The Broke was then compelled to stop through the damage to her boilers. She was gradually drifting nearer G. 85, which was still blazing. It was a matter of uncertainty whether the German would sink before the flames reached her magazine. If she blew up with the Broke close alongside, the latter might also be sunk by the explosion. By the efforts of those in the engine-room, however, she was able to go astern sufficiently to prevent collision.

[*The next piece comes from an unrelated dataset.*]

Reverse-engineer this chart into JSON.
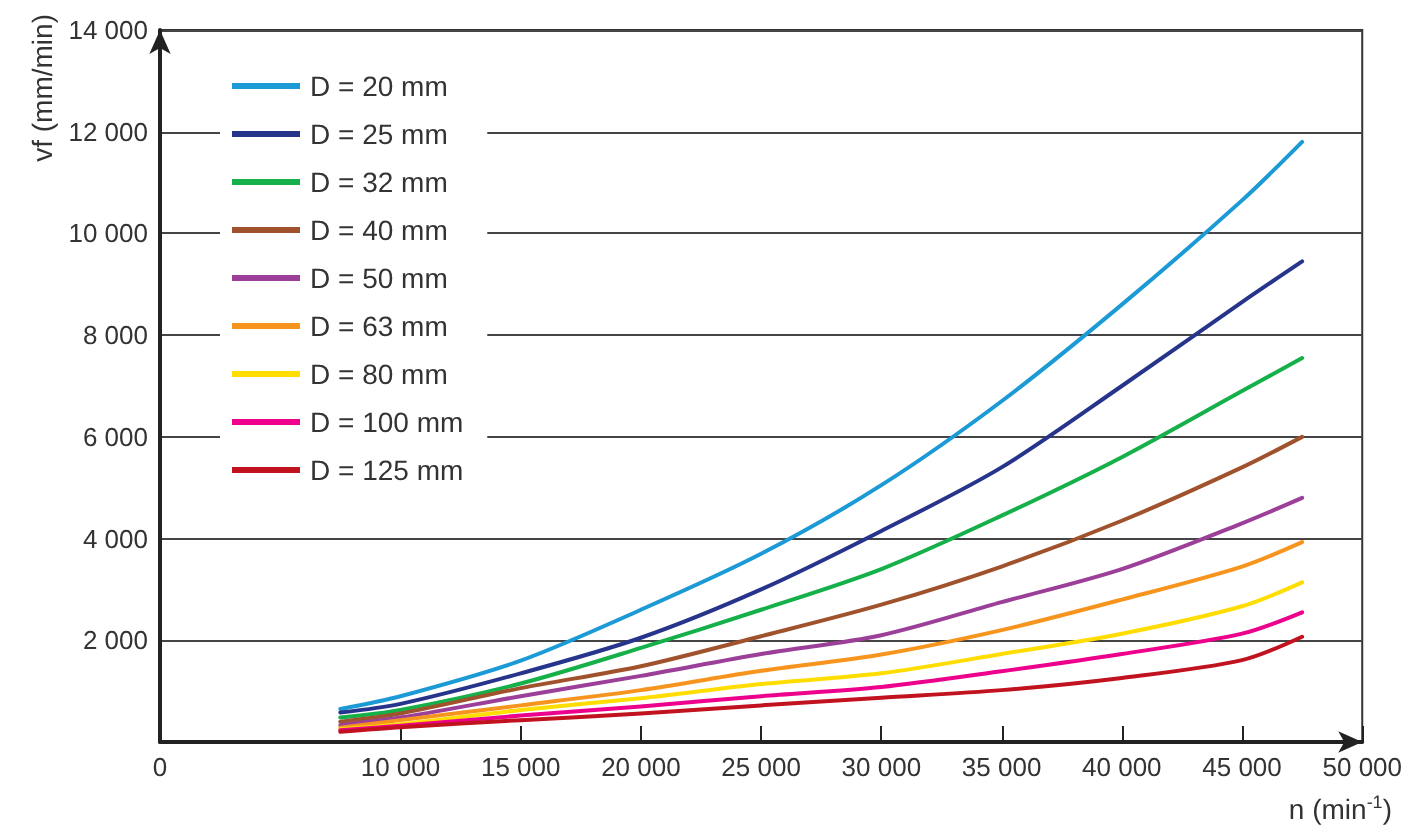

It was 1. 20 a.m., thirty-five minutes from the time when the enemy had first been sighted, and a few moments later the destroyer Mentor, Lieutenant-Commander A. J. Landon, came alongside, and managed by good seamanship to take her in tow.’
Awarded the D.S.C., Despard removed to the flotilla leader Spenser in November 1917 and thence, in April 1918, to the staff of the S.N.O. Ostend, in which capacity he gained a brace of honours from our Allies, namely his appointment to the Portuguese Order of the Tower and Sword, 4th Class (London Gazette 15 February 1919 refers), and Chevalier of the Belgian Order of Crown (London Gazette 14 May 1920 refers).
Between the wars and beyond
Between the Wars, he served as a representative of the International Danube Commission and was advanced to Lieutenant-Commander in September 1922, but in June 1928, on account of a gunnery accident which resulted in a compound fracture of his left thigh, Despard was placed on the Retired List.
However, he was quickly re-employed as a Naval Adviser to the Finnish Government, in which capacity he was granted the acting rank of Captain and appointed a Commander of the Finnish Order of the White Rose in November 1934. And, according to his service record, also served on the staff of the S.B.N.O. Suez Canal Area in the mid-1930s.
Mobilised in March 1938, and having attended the Naval Intelligence Department, he was appointed a Captain and Naval Attache to H.M. Legations at Bucharest, Belgrade and Budapest, with his headquarters in the latter city, in early 1940, though his services in that respect must have ended in November of the same year, when the Hungarian Prime Minister, under pressure from Germany, was compelled to sign the Tripartite Pact.
Among subsequent wartime appointments, Despard served as Chief of Staff to Admiral Sir Rudolf Burmester, K.B.E., C.B., C.M.G., the Flag Officer in Charge, Cardiff, and it was in this same capacity, in connection with “Operation Neptune”, that he was the recipient of an Admiralty Letter of Praise.